We recently returned to our East African home to find our one young feline, Mrs. Princess, had birthed a couple of kittens. While we were still unpacking, her sister, Mister Bubbles – yes, “Mister” is a she – pushed out four more. This, one night in a cardboard box just two feet from Zak, our mammoth, long-haired German-Shepherd who sleeps at the back door.
Candy is our troubled tomcat, a playboy rarely around even for holidays but now home as the doting father. We’ve also somehow accumulated some rabbits and you know what rabbits do. Add the wild monkeys running around and the tortoise my son is pushing for and it’s a regular funny farm around here.
Now when I was a boy the annual family Christmas photo always included our cats. Also, I’m the sort of father who reads my children Narnia, that magical place where nothing would happen if it weren’t for the animals who talk and all that and are led by that unsafe but gentle cat, Aslan, that lion who’s creator and redeemer and general mysterious force.
Even so, all these cats are now making my own home one of those clear and present dangers.
To clarify, my underwear are in question because, in my foolish fatherly pride, I bet my entire supply that my daughter, Liz , could never-ever teach any cat to come and sit and shake a paw. Zak barely does this and he’s known for his sharp wits while protecting us.
Yes, before Zak, over the years in Africa we were robbed of various goods worth thousands of dollars. That includes my boy’s underwear, once ripped off the back clothesline by Ugandan children who’d never make the sort of bet I’ve just made with Liz.
She’s 11, by the way, young, but sly, and she somehow already has Mrs. Princess coming and sitting. Apparently now it’s just the paw-shaking to nail down. This, with the help of training material my daughter managed to bring from our local Pet Smart in Ancaster.

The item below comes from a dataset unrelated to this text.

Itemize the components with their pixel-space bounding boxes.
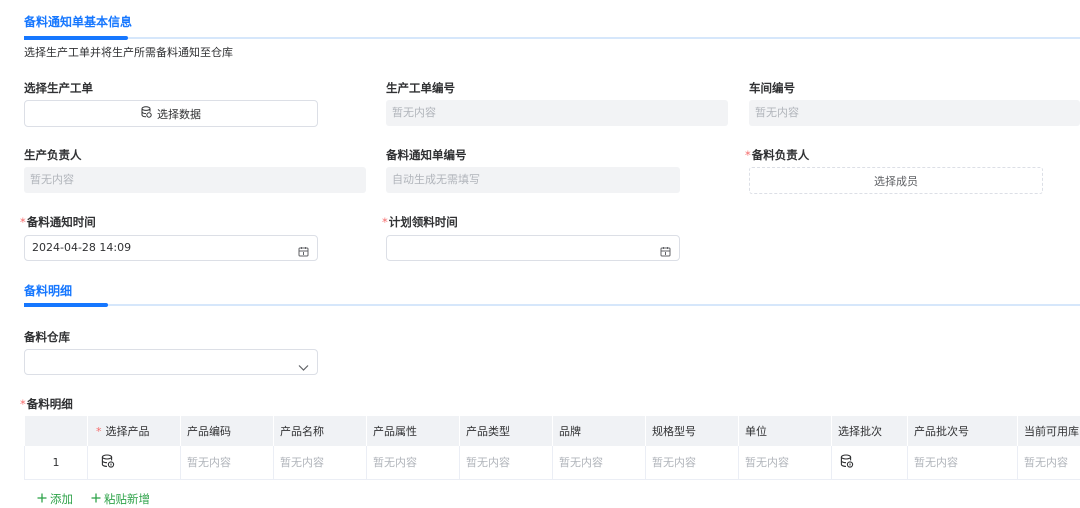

Uganda, as you might imagine, doesn’t have big box stores for pets. Here a big box is what Ugandans ask for when some newly-arrived expatriates empty their moving goods. I can also tell you that if you’re a pet in Africa, you’re not as worried about Ebola or terror as much as getting flattened on some old road and left to rot like the dead deer on Michigan’s I-69.
This is one of the starkest differences between African and Canadian life. Parts of Africa have a growing middle class, sure, but if you’re a common pet you won’t find a Milk Bone, never-mind potty-times chimes or training pads or any other paraphernalia now filling Canadian pet stores called “smart.”
I’m just waiting for such smart-stores to open their book section so freshly-manicured and blow-dried Fifi can sip a latte while reading some bestseller about how to deal with her sexual anxieties. This, the result of the activists who insist that every dog, so-to-speak, deserves their day, their rights and their dignity and, well, a passenger airline seat too.
In either case, I’m now working hard to minimize the cat count and keep my backside covered. One kitten’s already been given to a Ugandan friend. And, since he happened to be around, the vet fixed Mrs. Princess. Mister Bubbles is next. This kind Ugandan vet has even assured me that he can find good homes for her four kittens. Imagine.
And my beautiful daughter? She’s now busy with other things, like, uh, schoolwork. That just increased. To eight days a week.